In the late 1960s, the pop landscape was in the middle of a slow but genuine expansion in how women were represented in popular song. Alongside the traditional love ballads and the familiar narratives of romantic longing, a different kind of female voice was beginning to assert itself: more self-aware, more declarative, less concerned with pleasing and more concerned with being recognized accurately. That Kind Of Woman participates in this shift, however quietly.

The Declaration in the Title

A song called That Kind Of Woman establishes from its first syllable that the narrator is defining herself on her own terms. The phrase is categorical: a statement of identity rather than aspiration or apology. The woman being described is not asking for permission to be who she is; she is informing the listener of a settled fact. This kind of self-possession in pop song was not entirely new in 1968, but it was becoming more common, as female artists and their audiences began to claim more space for complexity and confidence in the music they made and bought.

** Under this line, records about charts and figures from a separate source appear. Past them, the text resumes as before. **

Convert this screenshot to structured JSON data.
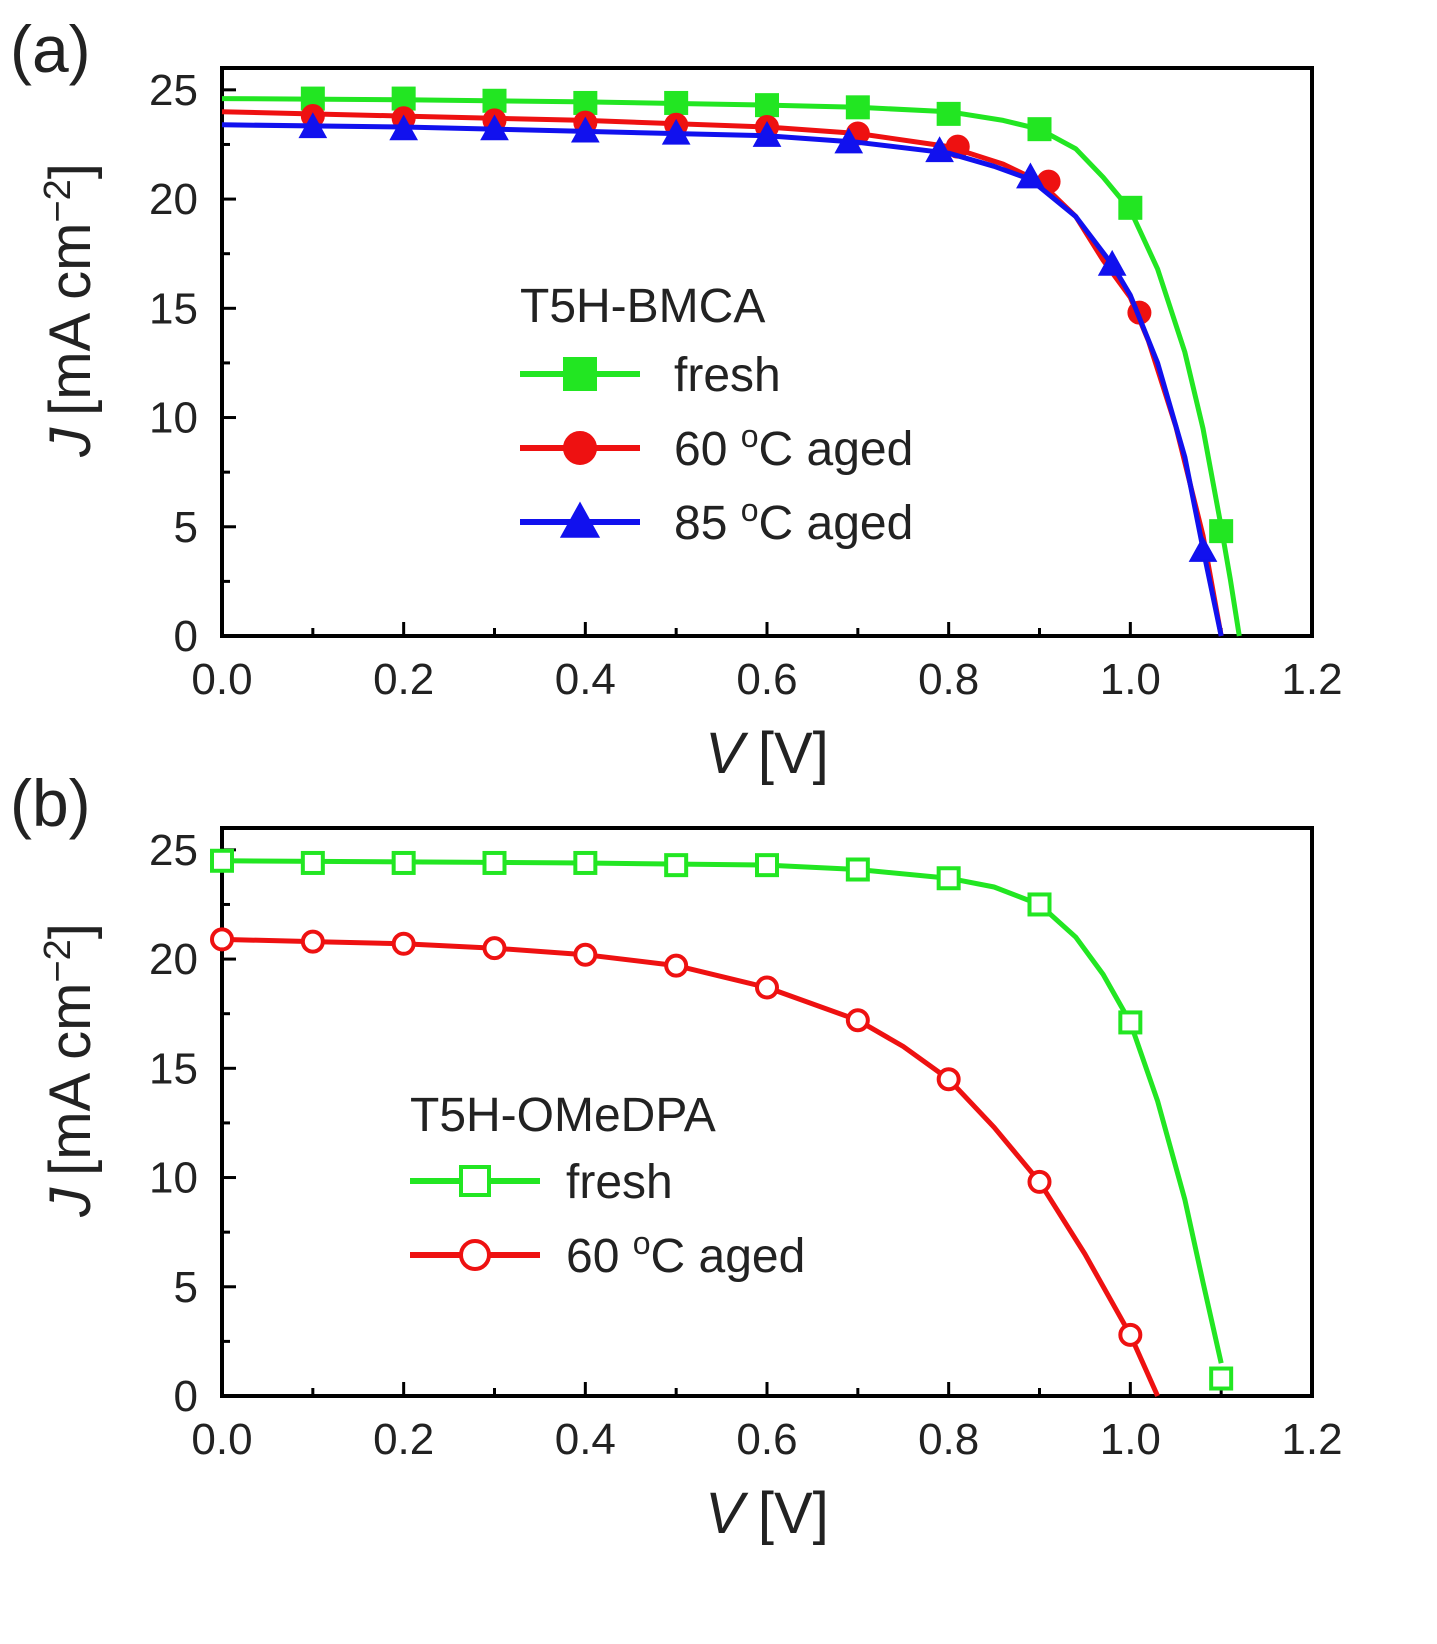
{
  "colors": {
    "fresh": "#22e622",
    "aged60": "#ee1111",
    "aged85": "#1111ee",
    "axis": "#000000"
  },
  "chart_data": [
    {
      "type": "line",
      "panel_label": "(a)",
      "xlabel_symbol": "V",
      "xlabel_unit": "[V]",
      "ylabel_symbol": "J",
      "ylabel_unit": "[mA cm",
      "ylabel_sup": "−2",
      "ylabel_close": "]",
      "xlim": [
        0.0,
        1.2
      ],
      "ylim": [
        0,
        26
      ],
      "x_ticks": [
        "0.0",
        "0.2",
        "0.4",
        "0.6",
        "0.8",
        "1.0",
        "1.2"
      ],
      "y_ticks": [
        "0",
        "5",
        "10",
        "15",
        "20",
        "25"
      ],
      "legend_title": "T5H-BMCA",
      "series": [
        {
          "name": "fresh",
          "name_main": "fresh",
          "name_sup": "",
          "name_rest": "",
          "color_key": "fresh",
          "marker": "square",
          "filled": true,
          "curve": [
            [
              0,
              24.6
            ],
            [
              0.2,
              24.55
            ],
            [
              0.4,
              24.45
            ],
            [
              0.6,
              24.3
            ],
            [
              0.7,
              24.2
            ],
            [
              0.8,
              24.0
            ],
            [
              0.86,
              23.6
            ],
            [
              0.9,
              23.2
            ],
            [
              0.94,
              22.3
            ],
            [
              0.97,
              21.0
            ],
            [
              1.0,
              19.5
            ],
            [
              1.03,
              16.8
            ],
            [
              1.06,
              13.0
            ],
            [
              1.08,
              9.5
            ],
            [
              1.1,
              5.0
            ],
            [
              1.11,
              2.6
            ],
            [
              1.12,
              0
            ]
          ],
          "markers": [
            [
              0.1,
              24.6
            ],
            [
              0.2,
              24.6
            ],
            [
              0.3,
              24.5
            ],
            [
              0.4,
              24.4
            ],
            [
              0.5,
              24.4
            ],
            [
              0.6,
              24.3
            ],
            [
              0.7,
              24.2
            ],
            [
              0.8,
              23.9
            ],
            [
              0.9,
              23.2
            ],
            [
              1.0,
              19.6
            ],
            [
              1.1,
              4.8
            ]
          ]
        },
        {
          "name": "60 oC aged",
          "name_main": "60 ",
          "name_sup": "o",
          "name_rest": "C aged",
          "color_key": "aged60",
          "marker": "circle",
          "filled": true,
          "curve": [
            [
              0,
              24.0
            ],
            [
              0.2,
              23.8
            ],
            [
              0.4,
              23.6
            ],
            [
              0.6,
              23.3
            ],
            [
              0.7,
              23.0
            ],
            [
              0.8,
              22.4
            ],
            [
              0.86,
              21.6
            ],
            [
              0.9,
              20.8
            ],
            [
              0.94,
              19.2
            ],
            [
              0.97,
              17.2
            ],
            [
              1.0,
              15.5
            ],
            [
              1.02,
              13.5
            ],
            [
              1.05,
              9.6
            ],
            [
              1.08,
              4.6
            ],
            [
              1.1,
              0
            ]
          ],
          "markers": [
            [
              0.1,
              23.8
            ],
            [
              0.2,
              23.7
            ],
            [
              0.3,
              23.6
            ],
            [
              0.4,
              23.5
            ],
            [
              0.5,
              23.4
            ],
            [
              0.6,
              23.3
            ],
            [
              0.7,
              23.0
            ],
            [
              0.81,
              22.4
            ],
            [
              0.91,
              20.8
            ],
            [
              1.01,
              14.8
            ]
          ]
        },
        {
          "name": "85 oC aged",
          "name_main": "85 ",
          "name_sup": "o",
          "name_rest": "C aged",
          "color_key": "aged85",
          "marker": "triangle",
          "filled": true,
          "curve": [
            [
              0,
              23.4
            ],
            [
              0.2,
              23.3
            ],
            [
              0.4,
              23.1
            ],
            [
              0.6,
              22.9
            ],
            [
              0.7,
              22.6
            ],
            [
              0.8,
              22.1
            ],
            [
              0.85,
              21.5
            ],
            [
              0.89,
              20.9
            ],
            [
              0.94,
              19.2
            ],
            [
              0.98,
              17.0
            ],
            [
              1.0,
              15.6
            ],
            [
              1.03,
              12.5
            ],
            [
              1.06,
              8.2
            ],
            [
              1.08,
              4.0
            ],
            [
              1.1,
              0
            ]
          ],
          "markers": [
            [
              0.1,
              23.3
            ],
            [
              0.2,
              23.2
            ],
            [
              0.3,
              23.2
            ],
            [
              0.4,
              23.1
            ],
            [
              0.5,
              23.0
            ],
            [
              0.6,
              22.9
            ],
            [
              0.69,
              22.6
            ],
            [
              0.79,
              22.2
            ],
            [
              0.89,
              21.0
            ],
            [
              0.98,
              17.0
            ],
            [
              1.08,
              3.9
            ]
          ]
        }
      ]
    },
    {
      "type": "line",
      "panel_label": "(b)",
      "xlabel_symbol": "V",
      "xlabel_unit": "[V]",
      "ylabel_symbol": "J",
      "ylabel_unit": "[mA cm",
      "ylabel_sup": "−2",
      "ylabel_close": "]",
      "xlim": [
        0.0,
        1.2
      ],
      "ylim": [
        0,
        26
      ],
      "x_ticks": [
        "0.0",
        "0.2",
        "0.4",
        "0.6",
        "0.8",
        "1.0",
        "1.2"
      ],
      "y_ticks": [
        "0",
        "5",
        "10",
        "15",
        "20",
        "25"
      ],
      "legend_title": "T5H-OMeDPA",
      "series": [
        {
          "name": "fresh",
          "name_main": "fresh",
          "name_sup": "",
          "name_rest": "",
          "color_key": "fresh",
          "marker": "square",
          "filled": false,
          "curve": [
            [
              0,
              24.5
            ],
            [
              0.2,
              24.45
            ],
            [
              0.4,
              24.4
            ],
            [
              0.6,
              24.3
            ],
            [
              0.7,
              24.1
            ],
            [
              0.8,
              23.7
            ],
            [
              0.85,
              23.3
            ],
            [
              0.9,
              22.5
            ],
            [
              0.94,
              21.0
            ],
            [
              0.97,
              19.3
            ],
            [
              1.0,
              17.1
            ],
            [
              1.03,
              13.5
            ],
            [
              1.06,
              9.0
            ],
            [
              1.08,
              5.2
            ],
            [
              1.1,
              1.5
            ]
          ],
          "markers": [
            [
              0.0,
              24.5
            ],
            [
              0.1,
              24.4
            ],
            [
              0.2,
              24.4
            ],
            [
              0.3,
              24.4
            ],
            [
              0.4,
              24.4
            ],
            [
              0.5,
              24.3
            ],
            [
              0.6,
              24.3
            ],
            [
              0.7,
              24.1
            ],
            [
              0.8,
              23.7
            ],
            [
              0.9,
              22.5
            ],
            [
              1.0,
              17.1
            ],
            [
              1.1,
              0.8
            ]
          ]
        },
        {
          "name": "60 oC aged",
          "name_main": "60 ",
          "name_sup": "o",
          "name_rest": "C aged",
          "color_key": "aged60",
          "marker": "circle",
          "filled": false,
          "curve": [
            [
              0,
              20.9
            ],
            [
              0.1,
              20.8
            ],
            [
              0.2,
              20.7
            ],
            [
              0.3,
              20.5
            ],
            [
              0.4,
              20.2
            ],
            [
              0.5,
              19.7
            ],
            [
              0.6,
              18.7
            ],
            [
              0.7,
              17.2
            ],
            [
              0.75,
              16.0
            ],
            [
              0.8,
              14.5
            ],
            [
              0.85,
              12.3
            ],
            [
              0.9,
              9.8
            ],
            [
              0.95,
              6.5
            ],
            [
              1.0,
              2.8
            ],
            [
              1.03,
              0
            ]
          ],
          "markers": [
            [
              0.0,
              20.9
            ],
            [
              0.1,
              20.8
            ],
            [
              0.2,
              20.7
            ],
            [
              0.3,
              20.5
            ],
            [
              0.4,
              20.2
            ],
            [
              0.5,
              19.7
            ],
            [
              0.6,
              18.7
            ],
            [
              0.7,
              17.2
            ],
            [
              0.8,
              14.5
            ],
            [
              0.9,
              9.8
            ],
            [
              1.0,
              2.8
            ]
          ]
        }
      ]
    }
  ]
}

The Pop-Soul Idiom as Vehicle

The pop-soul sound that Merrilee Rush worked in was well-suited to this kind of declarative lyrical stance. Soul music had always made room for women who were direct about their emotional reality, who knew what they wanted and said so without apology. The horns, the rhythm section, the confident vocal delivery: these are not the sonic markers of uncertainty or supplication. They are the markers of someone who expects to be heard and taken seriously. Rush's voice occupies this space naturally; there is an assurance in the performance that matches the lyrical stance.

Identity in the Era of Change

The late 1960s were a moment of genuine flux in American social life, and that flux was registered in the music of the period in complicated ways. For women specifically, the period saw the early stages of what would become the feminist movement of the 1970s: a growing challenge to the roles and expectations that had previously defined acceptable feminine behavior and self-presentation. A pop song that defined the narrator with precision and pride, that claimed a particular kind of womanhood as something to be acknowledged rather than explained, participated in this cultural conversation even if it was not explicitly political.

Merrilee Rush as Voice of the Northwest

Part of what makes Merrilee Rush's recordings interesting is the slightly different angle from which she approached the pop-soul tradition. Coming from the Pacific Northwest rather than the major industry centers, she brought a slightly less polished, more direct quality to her performances that served the material well. There was nothing calculated about the emotional register; it sounded like someone who meant what she was singing. The six-week chart run, peaking at number 76 on the Billboard Hot 100, reflected an audience that recognized that quality and responded to it.

The Song's Quiet Persistence

Decades on, That Kind Of Woman reads as a modest but honest piece of pop songwriting from a year when modest and honest were themselves meaningful qualities. It does not overreach; it simply states something clearly and lets the music make the emotional case. That combination, lyrical directness plus vocal commitment, is as functional now as it was in 1968.